Billions of dollars have been spent on increasing farmer productivity, enhancing nutrition, and driving rural economic development in Africa. However, agricultural production has not improved at the desired rate: Food imports have expanded rapidly, many Africans spend more than 40% of their income on food, and agriculture is too infrequently a driver of economic growth across Africa.

Given population growth, rates of urbanization, large and growing youth unemployment and the challenges of climate change, it’s imperative that African countries find new ways to enhance commercial smallholder livelihoods; spur enterprise growth across food systems, driving employment; increase industrialization and commercialization of agriculture and food production; and secure enough nutritious food to feed a growing and increasingly urban population.

“Inclusive intermediaries” – producer organizations, aggregators, processors and vertically integrated brands that source “inclusively” from commercial smallholder farmers – are the linchpin for transforming Africa’s agriculture and food systems. They:

  • Help build capacity and enhance the livelihoods of commercial smallholder farmers, which in turn drives rural development and poverty alleviation.
  • Create off-farm jobs and enable the industrialization and commercialization of agriculture through expanding activities that add to the value of farmed commodities.
  • Strengthen local food system resilience by reducing vulnerability to global demand and commodity price fluctuations.
  • Spur innovation and encourage development of a vibrant local entrepreneurial ecosystem in agriculture.
  • Are structurally sustainable, given their for-profit structure, in contrast to aid programs that end when the funding stops.

However, there are far too few inclusive intermediaries across Africa and too few have reached scale and profitability; access to capital is frequently cited as the biggest barrier.

Historically, development programmes have disproportionately focused on interventions at the farmer level to increase productivity, while less than 1% of impact capital has gone to support inclusive intermediaries in the “missing middle” (firms looking for funding that are too big for microfinance and too small for other forms of capital).

Fixing this will require exponentially greater amounts of philanthropic and impact-first capital to support and grow more inclusive intermediaries, and to catalyze a stronger pipeline of investable enterprises that can crowd in more commercial capital.

Driving this inclusive agricultural transformation also calls for a new approach to multi-stakeholder collaboration. The appropriate catalyst for these initiatives will depend on specific value chain factors such as the level of smallholder farmer competitiveness; upstream productivity and quality gap; the state of ecosystem development for SMEs; critical mass of commercially viable intermediaries in operation; and the concentration of buyers.

To develop and support inclusive intermediaries you have to understand the specifics that define agriculture and food systems. These include:

• Value chain context: the biological and economic characteristics, often defined on a sub-national, regional basis

• Farmers: plot size, technical proficiency, poverty level, proximity to infrastructure, etc.

• Intermediary characteristics (Business type: coop/farmer producer company, aggregator, processor, vertically integrated brand.
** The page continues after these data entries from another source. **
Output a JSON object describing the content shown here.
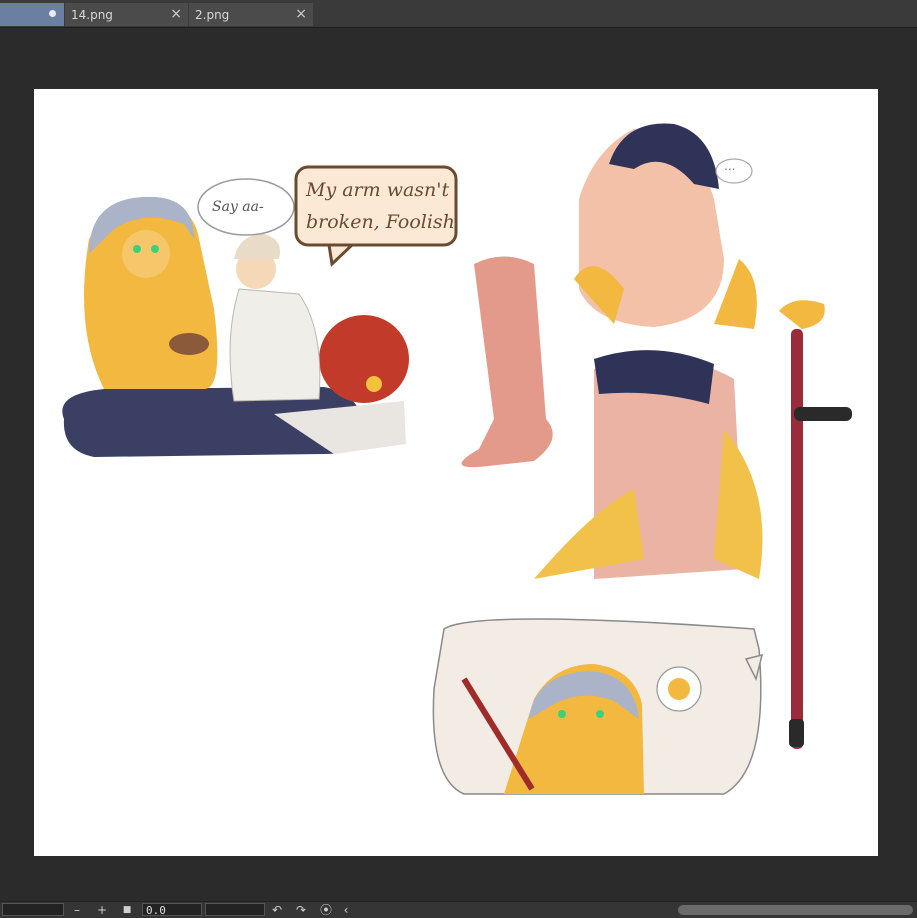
{
  "tabs": [
    {
      "label": "",
      "active": true,
      "modified": true
    },
    {
      "label": "14.png",
      "active": false
    },
    {
      "label": "2.png",
      "active": false
    }
  ],
  "icons": {
    "tab_close": "×",
    "zoom_out": "–",
    "zoom_in": "+",
    "fit_screen": "■",
    "rotate_left": "↶",
    "rotate_right": "↷",
    "reset_rotation": "⦿",
    "collapse": "‹"
  },
  "canvas": {
    "speech_bubble_1": "Say aa-",
    "speech_bubble_2_line1": "My arm wasn't",
    "speech_bubble_2_line2": "broken, Foolish",
    "thought_bubble": "..."
  },
  "statusbar": {
    "rotation_value": "0.0"
  },
  "colors": {
    "tab_active": "#6b7fa3",
    "canvas_bg": "#ffffff",
    "app_bg": "#2b2b2b"
  }
}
Size: micro, small, medium enterprise. Evidence of scale: the repeatable model, unit of scale, and proven economics. Degree of inclusivity.)

• The target end market: domestic or export, raw good or processed, packaged good

At Bain, we’ve developed a range of detailed case studies that demonstrate how various inclusive intermediaries in differing circumstances have been successful around the world:

Dairy in India (Dodla Dairy)

In dairy in particular, a vertically integrated dairy brand can achieve the margins that allow for inclusivity – strategically sourcing from smallholder farmers – and that in turn secure the quality required. Dozens of inclusive, scaled dairy companies have emerged in India over the past 30 years delivering better nutrition, job growth and rural economic development. Indian government policies, investments and system-building – particularly infrastructure, financing and cooperative development – over decades were critical to set the foundation to allow for private enterprises to thrive and grow.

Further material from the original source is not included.